In deze zaak heeft de Rechtbank Den Haag op 4 november 2014 uitspraak gedaan in een belastingrechtelijke kwestie betreffende de toepassing van het nultarief op de omzetbelasting. Eiseres, een onderneming die handelt in groenten, had het nultarief toegepast op leveringen aan een in Rusland gevestigde afnemer. De inspecteur van de Belastingdienst had echter naheffingsaanslagen opgelegd, omdat eiseres niet had aangetoond dat de geleverde goederen de Europese Gemeenschap daadwerkelijk hadden verlaten.
Tijdens de zitting op 21 oktober 2014 werd duidelijk dat eiseres niet was gehoord in de bezwaarfase, wat zij als een schending van haar rechten beschouwde. De rechtbank oordeelde echter dat, hoewel eiseres niet was gehoord, dit niet tot een andere uitkomst had geleid, aangezien zij geen nieuwe bewijsstukken had overgelegd die haar standpunt konden onderbouwen. De rechtbank concludeerde dat eiseres niet had voldaan aan de bewijslast om aan te tonen dat de goederen daadwerkelijk naar Rusland waren geëxporteerd.

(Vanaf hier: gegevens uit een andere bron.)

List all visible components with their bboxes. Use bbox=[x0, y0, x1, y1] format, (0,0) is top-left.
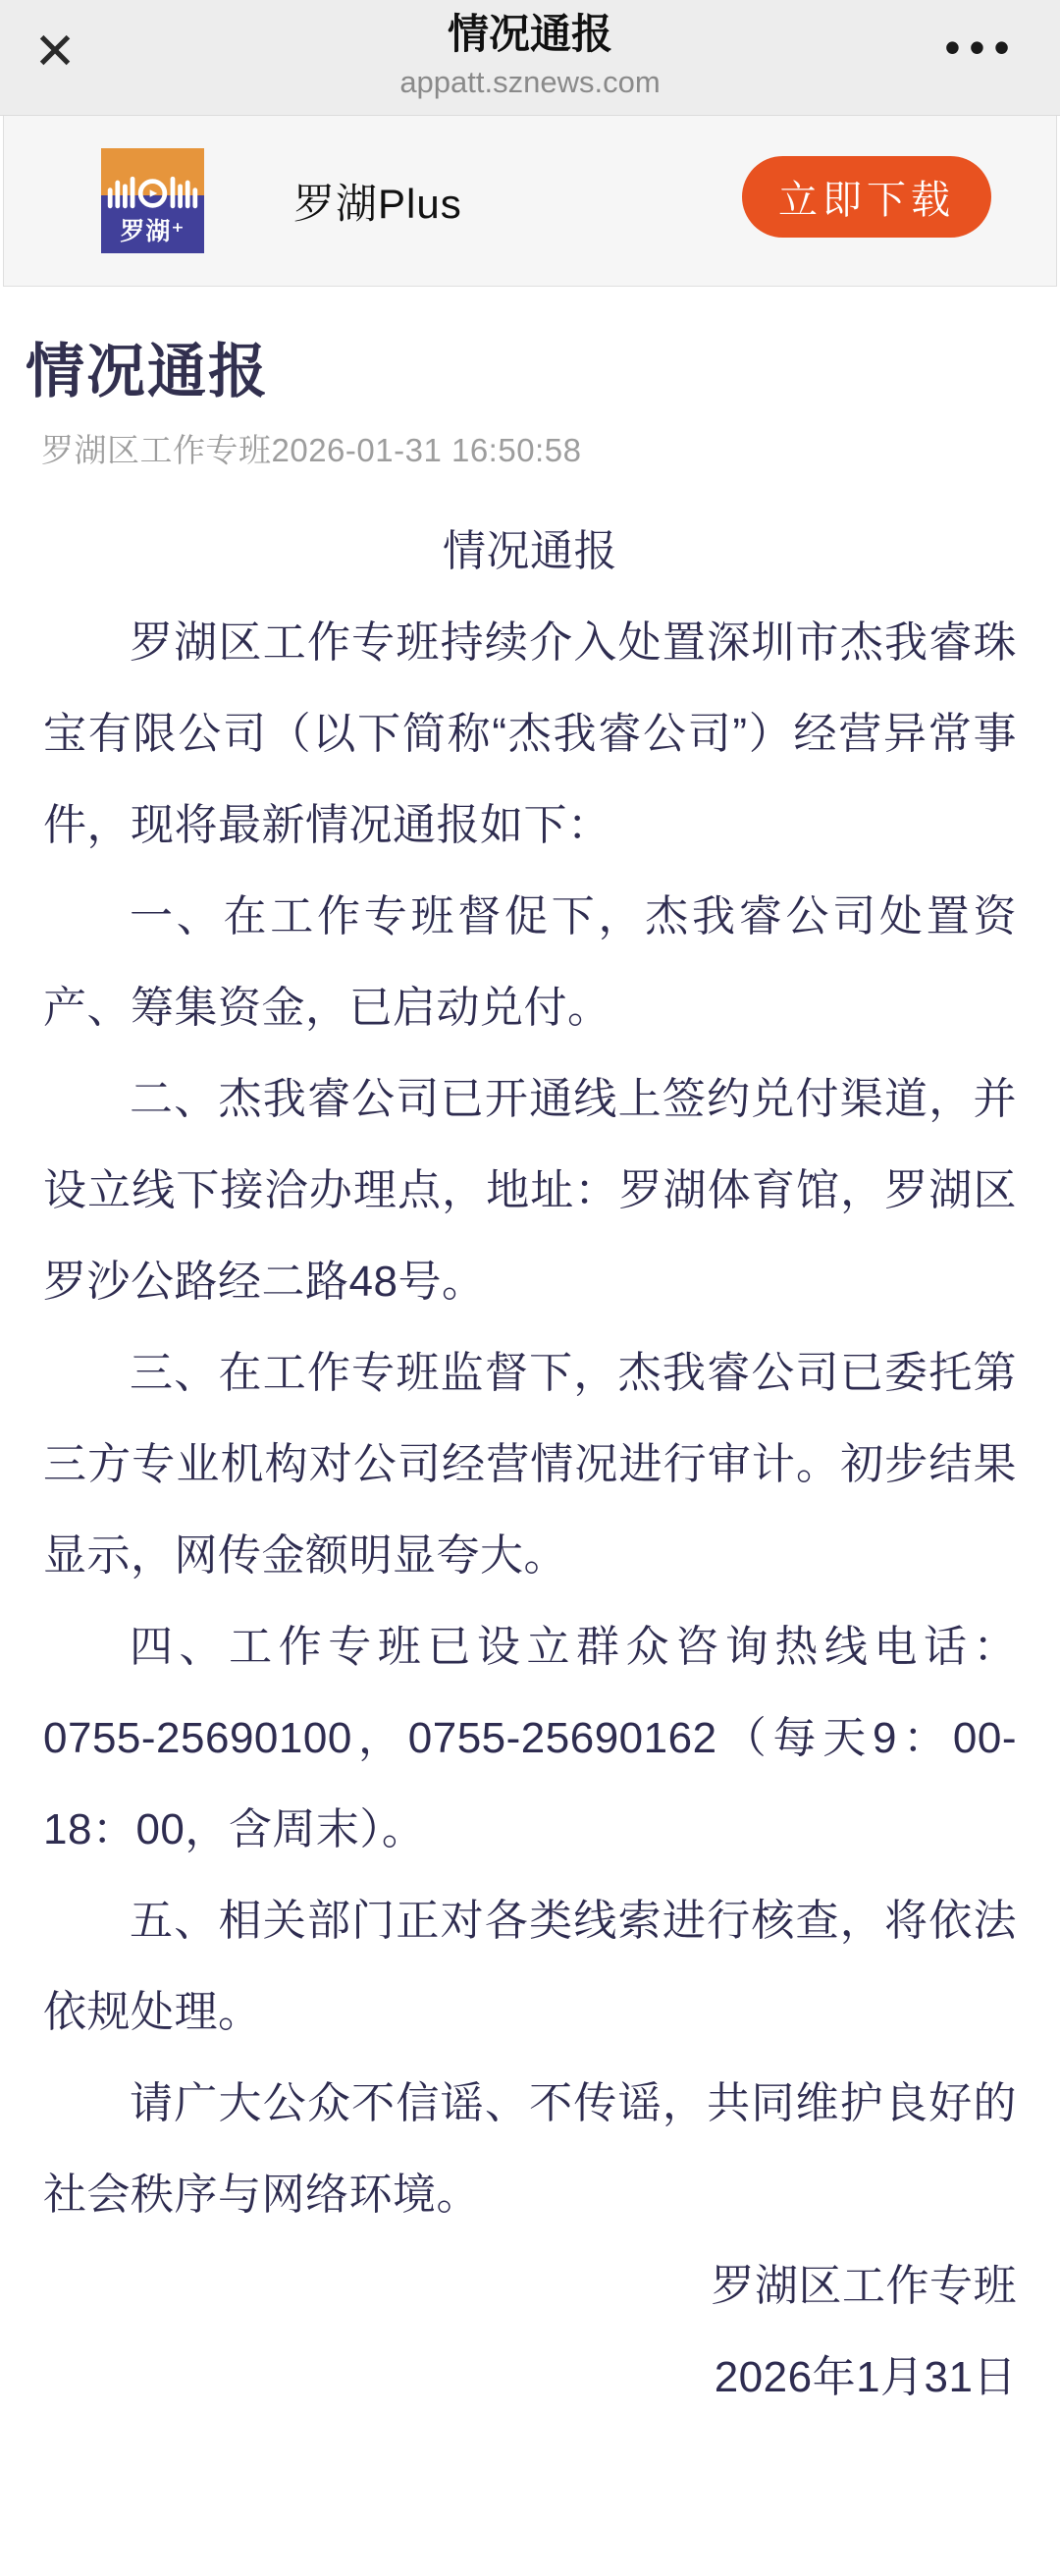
signature: 罗湖区工作专班 bbox=[43, 2240, 1017, 2332]
wechat-browser-page: { "topbar": { "title": "情况通报", "url": "a… bbox=[0, 0, 1060, 2576]
more-options-icon[interactable]: ••• bbox=[932, 8, 1031, 86]
close-icon[interactable]: ✕ bbox=[26, 18, 84, 86]
article-byline: 罗湖区工作专班2026-01-31 16:50:58 bbox=[26, 431, 1034, 470]
logo-label: 罗湖⁺ bbox=[101, 212, 204, 247]
page-title: 情况通报 bbox=[0, 0, 1060, 57]
download-now-button[interactable]: 立即下载 bbox=[742, 156, 991, 238]
paragraph: 四、工作专班已设立群众咨询热线电话：0755-25690100，0755-256… bbox=[43, 1601, 1017, 1875]
paragraph: 一、在工作专班督促下，杰我睿公司处置资产、筹集资金，已启动兑付。 bbox=[43, 871, 1017, 1053]
app-name: 罗湖Plus bbox=[293, 116, 462, 287]
article-header: 情况通报 罗湖区工作专班2026-01-31 16:50:58 bbox=[0, 338, 1060, 470]
luohu-wordmark-icon bbox=[104, 174, 201, 213]
luohu-plus-app-logo: 罗湖⁺ bbox=[101, 148, 204, 253]
article-body: 情况通报 罗湖区工作专班持续介入处置深圳市杰我睿珠宝有限公司（以下简称“杰我睿公… bbox=[0, 506, 1060, 2423]
body-title: 情况通报 bbox=[43, 506, 1017, 597]
app-download-banner: 罗湖⁺ 罗湖Plus 立即下载 bbox=[3, 116, 1057, 287]
paragraph: 请广大公众不信谣、不传谣，共同维护良好的社会秩序与网络环境。 bbox=[43, 2058, 1017, 2240]
signature-date: 2026年1月31日 bbox=[43, 2332, 1017, 2423]
paragraph: 五、相关部门正对各类线索进行核查，将依法依规处理。 bbox=[43, 1875, 1017, 2058]
page-url: appatt.sznews.com bbox=[0, 67, 1060, 97]
article: 情况通报 罗湖区工作专班2026-01-31 16:50:58 情况通报 罗湖区… bbox=[0, 338, 1060, 2423]
browser-topbar: ✕ 情况通报 appatt.sznews.com ••• bbox=[0, 0, 1060, 116]
paragraph: 三、在工作专班监督下，杰我睿公司已委托第三方专业机构对公司经营情况进行审计。初步… bbox=[43, 1327, 1017, 1601]
paragraph: 二、杰我睿公司已开通线上签约兑付渠道，并设立线下接洽办理点，地址：罗湖体育馆，罗… bbox=[43, 1053, 1017, 1327]
paragraph: 罗湖区工作专班持续介入处置深圳市杰我睿珠宝有限公司（以下简称“杰我睿公司”）经营… bbox=[43, 597, 1017, 871]
article-title: 情况通报 bbox=[26, 338, 1034, 405]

De rechtbank benadrukte dat de bewijslast voor de toepassing van het nultarief op de ondernemer rust en dat eiseres niet voldoende bewijs had geleverd, ondanks het overleggen van verkoopfacturen en andere documenten. De naheffingsaanslagen werden dan ook terecht opgelegd. Daarnaast werden verzuimboetes van 10% opgelegd, omdat eiseres niet had aangetoond dat er sprake was van een pleitbaar standpunt of afwezigheid van schuld. De rechtbank verklaarde de beroepen ongegrond en zag geen aanleiding voor een proceskostenveroordeling.